Unlike the plume found east of the leak -- in which the oil was so dissolved that contaminated water appeared clear -- Cowan said the oil at this site was so thick that it covered the lights on the submarine, which returned to the surface entirely black. The submarine traveled about 400 feet down, close to the sea floor, and found oil all the way down. Trying to find the edges of the plume, he said, the submarine traveled miles from side to side.

"We really never found either end of it," Cowan said.

BP continued its attempt to stop the leak with the "top kill" procedure -- pumping heavy drilling "mud" into the damaged well shaft -- amid questions about whether it was being forthcoming about the process.

In interviews Friday morning, BP officials apologized for not disclosing earlier that they had stopped the pumping procedure much of Thursday out of concern about the mud that was leaking back out. But they said the process was again showing signs of success along with "junk shot" injections into the wellhead of heavier material, such as rubber.

But later Friday, it emerged that BP stopped the pumping operation again at 2:30 local time on Friday morning. The pumping resumed after 3 p.m., Energy Secretary Steven Chu said.

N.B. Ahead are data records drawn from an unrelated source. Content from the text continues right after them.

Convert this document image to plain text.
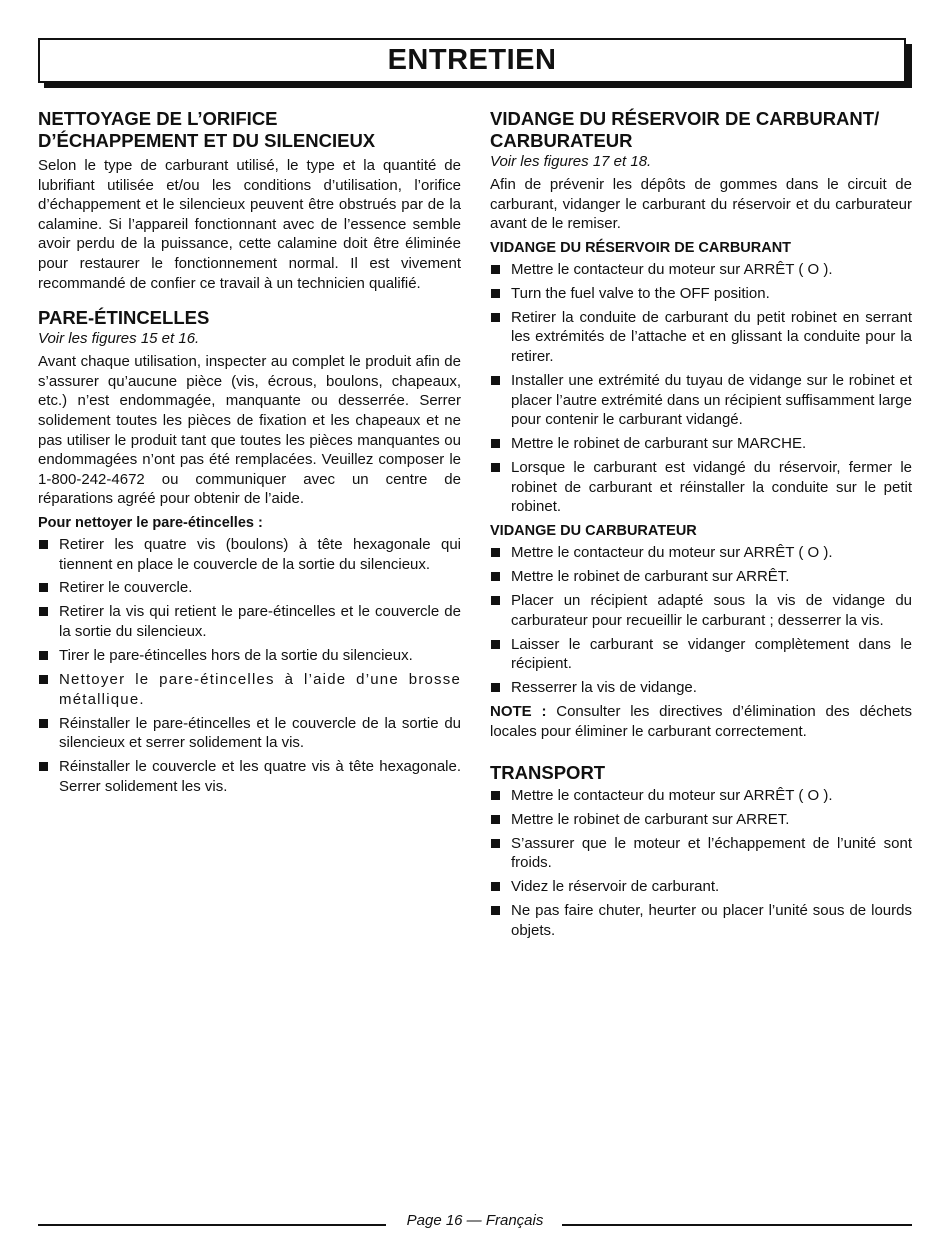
ENTRETIEN
NETTOYAGE DE L’ORIFICE
D’ÉCHAPPEMENT ET DU SILENCIEUX

Selon le type de carburant utilisé, le type et la quantité de lubrifiant utilisée et/ou les conditions d’utilisation, l’orifice d’échappement et le silencieux peuvent être obstrués par de la calamine. Si l’appareil fonctionnant avec de l’essence semble avoir perdu de la puissance, cette calamine doit être éliminée pour restaurer le fonctionnement normal. Il est vivement recommandé de confier ce travail à un technicien qualifié.

PARE-ÉTINCELLES
Voir les figures 15 et 16.

Avant chaque utilisation, inspecter au complet le produit afin de s’assurer qu’aucune pièce (vis, écrous, boulons, chapeaux, etc.) n’est endommagée, manquante ou desserrée. Serrer solidement toutes les pièces de fixation et les chapeaux et ne pas utiliser le produit tant que toutes les pièces manquantes ou endommagées n’ont pas été remplacées. Veuillez composer le 1-800-242-4672 ou communiquer avec un centre de réparations agréé pour obtenir de l’aide.

Pour nettoyer le pare-étincelles :
Retirer les quatre vis (boulons) à tête hexagonale qui tiennent en place le couvercle de la sortie du silencieux.
Retirer le couvercle.
Retirer la vis qui retient le pare-étincelles et le couvercle de la sortie du silencieux.
Tirer le pare-étincelles hors de la sortie du silencieux.
Nettoyer le pare-étincelles à l’aide d’une brosse métallique.
Réinstaller le pare-étincelles et le couvercle de la sortie du silencieux et serrer solidement la vis.
Réinstaller le couvercle et les quatre vis à tête hexagonale. Serrer solidement les vis.
VIDANGE DU RÉSERVOIR DE CARBURANT/
CARBURATEUR
Voir les figures 17 et 18.

Afin de prévenir les dépôts de gommes dans le circuit de carburant, vidanger le carburant du réservoir et du carburateur avant de le remiser.

VIDANGE DU RÉSERVOIR DE CARBURANT
Mettre le contacteur du moteur sur ARRÊT ( O ).
Turn the fuel valve to the OFF position.
Retirer la conduite de carburant du petit robinet en serrant les extrémités de l’attache et en glissant la conduite pour la retirer.
Installer une extrémité du tuyau de vidange sur le robinet et placer l’autre extrémité dans un récipient suffisamment large pour contenir le carburant vidangé.
Mettre le robinet de carburant sur MARCHE.
Lorsque le carburant est vidangé du réservoir, fermer le robinet de carburant et réinstaller la conduite sur le petit robinet.
VIDANGE DU CARBURATEUR
Mettre le contacteur du moteur sur ARRÊT ( O ).
Mettre le robinet de carburant sur ARRÊT.
Placer un récipient adapté sous la vis de vidange du carburateur pour recueillir le carburant ; desserrer la vis.
Laisser le carburant se vidanger complètement dans le récipient.
Resserrer la vis de vidange.

NOTE : Consulter les directives d’élimination des déchets locales pour éliminer le carburant correctement.

TRANSPORT
Mettre le contacteur du moteur sur ARRÊT ( O ).
Mettre le robinet de carburant sur ARRET.
S’assurer que le moteur et l’échappement de l’unité sont froids.
Videz le réservoir de carburant.
Ne pas faire chuter, heurter ou placer l’unité sous de lourds objets.
Page 16 — Français
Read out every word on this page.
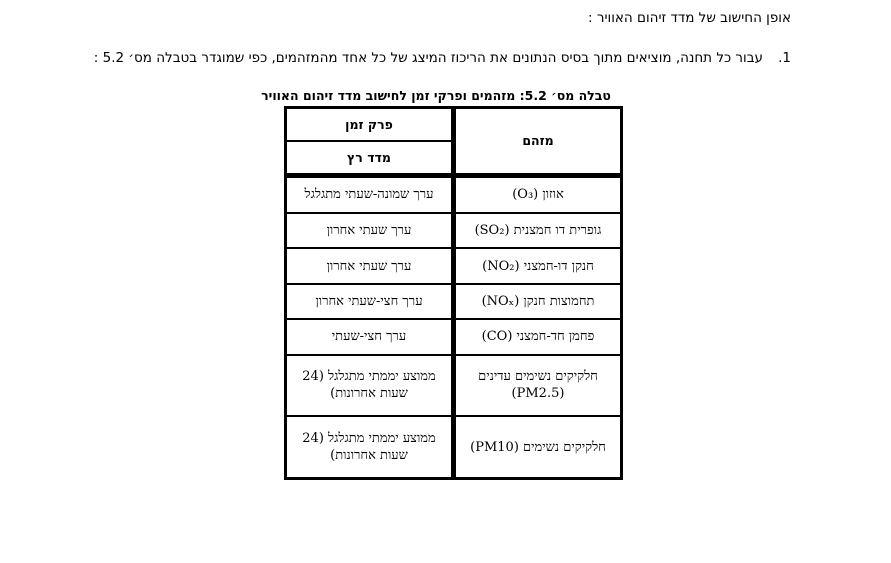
אופן החישוב של מדד זיהום האוויר :
1.
עבור כל תחנה, מוציאים מתוך בסיס הנתונים את הריכוז המיצג של כל אחד מהמזהמים, כפי שמוגדר בטבלה מס׳ 5.2 :
טבלה מס׳ 5.2: מזהמים ופרקי זמן לחישוב מדד זיהום האוויר
מזהם	פרק זמן
	מדד רץ
אוזון (O₃)	ערך שמונה-שעתי מתגלגל
גופרית דו חמצנית (SO₂)	ערך שעתי אחרון
חנקן דו-חמצני (NO₂)	ערך שעתי אחרון
תחמוצות חנקן (NOₓ)	ערך חצי-שעתי אחרון
פחמן חד-חמצני (CO)	ערך חצי-שעתי
חלקיקים נשימים עדינים (PM2.5)	ממוצע יממתי מתגלגל (24 שעות אחרונות)
חלקיקים נשימים (PM10)	ממוצע יממתי מתגלגל (24 שעות אחרונות)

On Friday evening, BP Chief Operating Officer Doug Suttles said that the operation was "basically going according to plan" and that it was "not unusual" for pumping periods to alternate with pauses for monitoring. The pumping will continue for another day or two, he said.

If the operation is successful, BP can then cap the well with cement. If it is not, BP will turn to other options, starting with a second attempt to place a containment cap that could collect oil while BP continues to dig a second well to relieve the leak.

"The key element here is to exercise patience," Suttles said. He said the attempt to skim oil from the water was going well, with 1,300 vessels at work and another million feet of boom on the way.


Obama's visit to the Gulf Coast -- a detour from his Memorial Day weekend visit home to Chicago -- was part of a concerted White House effort to push back against critics who have called the administration's response lacking. He visited a beach in Port Fourchon on Louisiana's southeastern coast, where tar balls are washing up, and attended a briefing at a Coast Guard station in Grand Isle, a small barrier island town south of New Orleans.